Je ne connaissais pas bien ses motivations, mais je me demandais ce qu’il espérait, car ce n’était pas très judicieux de se faire un ennemi de ma part, sachant la position délicate dans laquelle lui et toute sa famille se trouvaient.
Je souris froidement et dis : « Votre poste ne vous protège pas de la colère du dragon, j’espère que vous en êtes conscient ? »
« Aemon, » dit Viserys, choisissant ce moment pour intervenir, sentant que je commençais à m’agacer.
‘Son manque de réaction trahit aussi son hésitation. Mon éloignement de la capitale a affaibli une grande partie de l’influence que j’avais sur lui à la fin du tournoi,’ remarquai-je, contrarié, car j’avais déjà observé lors de mon dernier séjour une certaine distance entre nous.
Sans doute avais-je provoqué cette fracture en raison de la guerre civile dans le Val, réveillant l’esprit analytique et critique de mon oncle. Mais je ne le regrettais pas, car mon pouvoir avait encore grandi au cours de cette année.
‘En termes de force militaire pure, je dépasse toutes les maisons du royaume,’ pensai-je, ayant poursuivi le recrutement de soldats, atteignant maintenant 12 000 fantassins et 2 200 chevaliers.
De toute façon, cela n’avait plus d’importance maintenant, car Laena et moi possédions l’avantage des dragons.
‘Vhagar et Urrax sont les deux plus grands dragons de Westeros,’ pensai-je, ayant eu la chance de corriger l’une des erreurs que je croyais réelles à cause de la peur inspirée par Peyredragon.

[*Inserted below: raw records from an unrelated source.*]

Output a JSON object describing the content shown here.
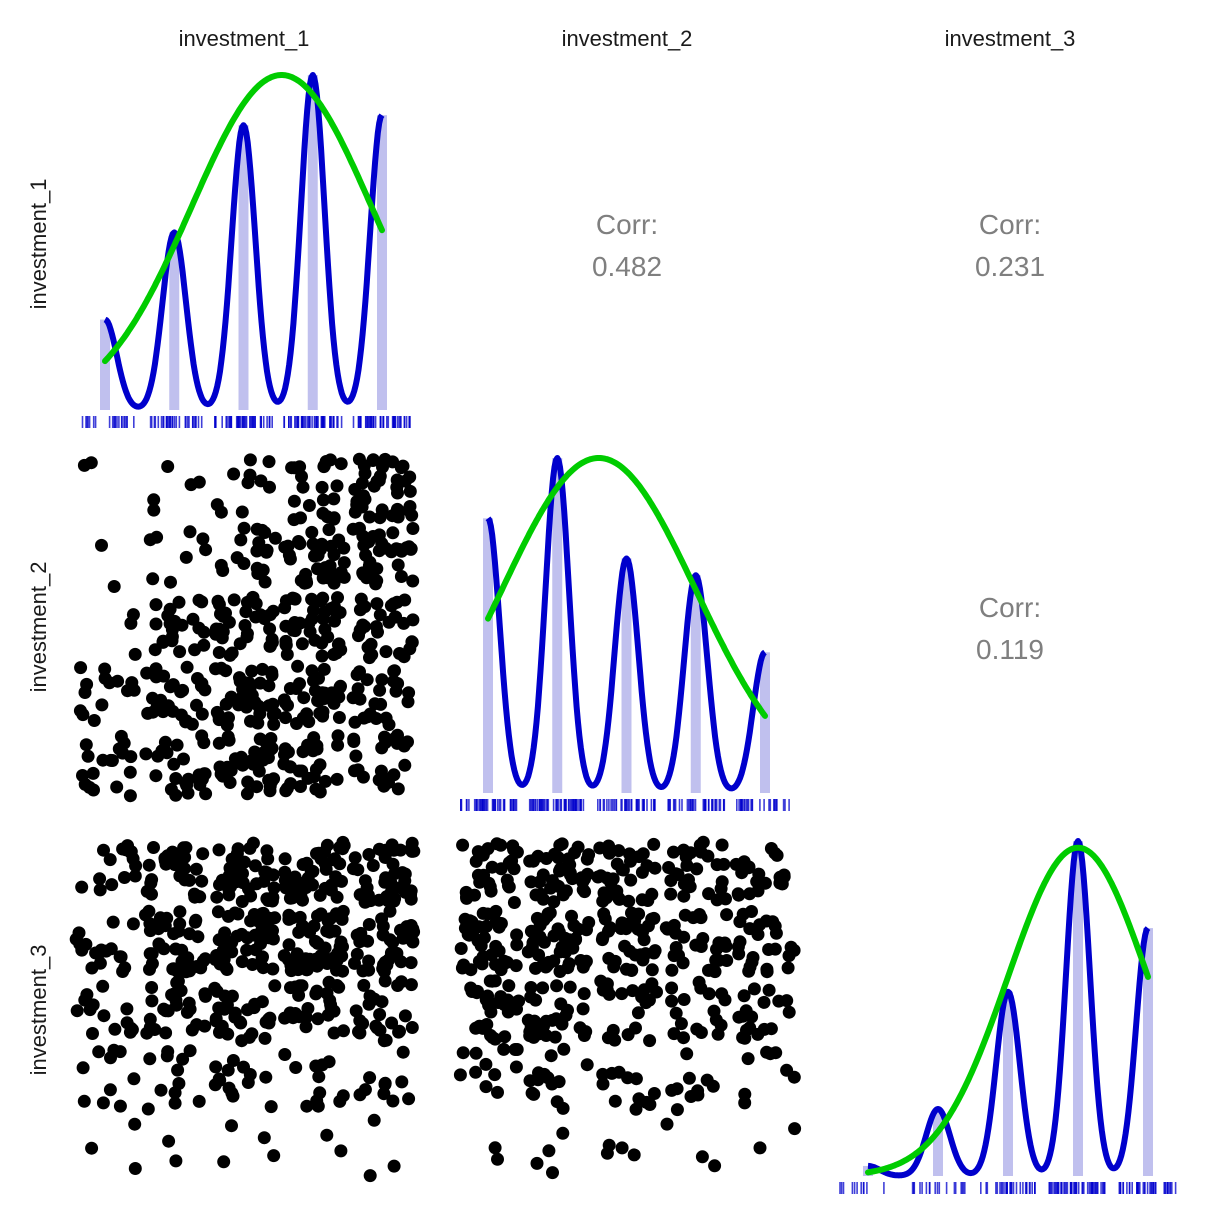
{
  "chart_data": {
    "type": "scatter",
    "variables": [
      "investment_1",
      "investment_2",
      "investment_3"
    ],
    "colors": {
      "density": "#0000cc",
      "normal": "#00cc00",
      "bars": "#c0c0ee",
      "rug": "#0000cc",
      "points": "#000000",
      "corr_text": "#7f7f7f"
    },
    "correlations": [
      {
        "row": 1,
        "col": 2,
        "label": "Corr:",
        "value": "0.482"
      },
      {
        "row": 1,
        "col": 3,
        "label": "Corr:",
        "value": "0.231"
      },
      {
        "row": 2,
        "col": 3,
        "label": "Corr:",
        "value": "0.119"
      }
    ],
    "diagonals": [
      {
        "variable": "investment_1",
        "levels": [
          1,
          2,
          3,
          4,
          5
        ],
        "bar_heights": [
          0.27,
          0.53,
          0.85,
          1.0,
          0.88
        ],
        "density_peaks": [
          0.27,
          0.53,
          0.85,
          1.0,
          0.88
        ],
        "normal": {
          "mean": 3.55,
          "sd": 1.3,
          "peak": 1.0
        }
      },
      {
        "variable": "investment_2",
        "levels": [
          1,
          2,
          3,
          4,
          5
        ],
        "bar_heights": [
          0.82,
          1.0,
          0.7,
          0.65,
          0.42
        ],
        "density_peaks": [
          0.82,
          1.0,
          0.7,
          0.65,
          0.42
        ],
        "normal": {
          "mean": 2.6,
          "sd": 1.4,
          "peak": 1.0
        }
      },
      {
        "variable": "investment_3",
        "levels": [
          1,
          2,
          3,
          4,
          5
        ],
        "bar_heights": [
          0.03,
          0.2,
          0.55,
          1.0,
          0.74
        ],
        "density_peaks": [
          0.03,
          0.2,
          0.55,
          1.0,
          0.74
        ],
        "normal": {
          "mean": 4.0,
          "sd": 1.0,
          "peak": 0.98
        }
      }
    ],
    "scatter_panels": [
      {
        "x": "investment_1",
        "y": "investment_2",
        "weights": [
          [
            18,
            25,
            35,
            28,
            22
          ],
          [
            14,
            30,
            40,
            33,
            24
          ],
          [
            3,
            22,
            35,
            40,
            30
          ],
          [
            2,
            8,
            18,
            38,
            35
          ],
          [
            2,
            5,
            10,
            22,
            38
          ]
        ]
      },
      {
        "x": "investment_1",
        "y": "investment_3",
        "weights": [
          [
            3,
            2,
            4,
            2,
            3
          ],
          [
            10,
            12,
            14,
            12,
            10
          ],
          [
            14,
            25,
            32,
            28,
            25
          ],
          [
            18,
            38,
            45,
            50,
            38
          ],
          [
            15,
            28,
            40,
            42,
            45
          ]
        ]
      },
      {
        "x": "investment_2",
        "y": "investment_3",
        "weights": [
          [
            2,
            4,
            4,
            3,
            2
          ],
          [
            12,
            14,
            12,
            10,
            8
          ],
          [
            30,
            30,
            20,
            18,
            18
          ],
          [
            38,
            45,
            35,
            28,
            25
          ],
          [
            30,
            40,
            32,
            28,
            20
          ]
        ]
      }
    ],
    "jitter": true,
    "xlabel": "",
    "ylabel": ""
  }
}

Le Cannibale n’était pas aussi grand que Vhagar ; il mesurait environ 240 pieds, plus petit qu’Urrax aujourd’hui, mais restait le quatrième plus grand dragon vivant, juste devant Silverwing.
Avant que nous apprenions la grossesse de Laena, nous nous entraînions souvent à chasser et à nous esquiver dans les airs avec nos dragons, qui avaient fini par cohabiter paisiblement.
Je me sentais maintenant assez confiant pour affronter n’importe quel dragonnier en ce moment.
Alors que je réfléchissais à la suite des événements, Rhaenyra déclara :
« Je suis d’accord avec la Main. »
Je haussai un sourcil dans sa direction, mais elle ajouta :
« Disperser les dragons parmi nos vassaux serait une mauvaise idée, à moins que nous soyons certains que la Maison Royce reviendra à un Royce et que le prince Viserys restera loyal à la Couronne. »
« Qu’as-tu en tête ? » demandai-je, ayant déjà parfaitement compris son petit plan.
« Nous pourrions fiancer nos héritiers, » dit-elle, un petit sourire jubilatoire sur le visage, pensant m’avoir piégé.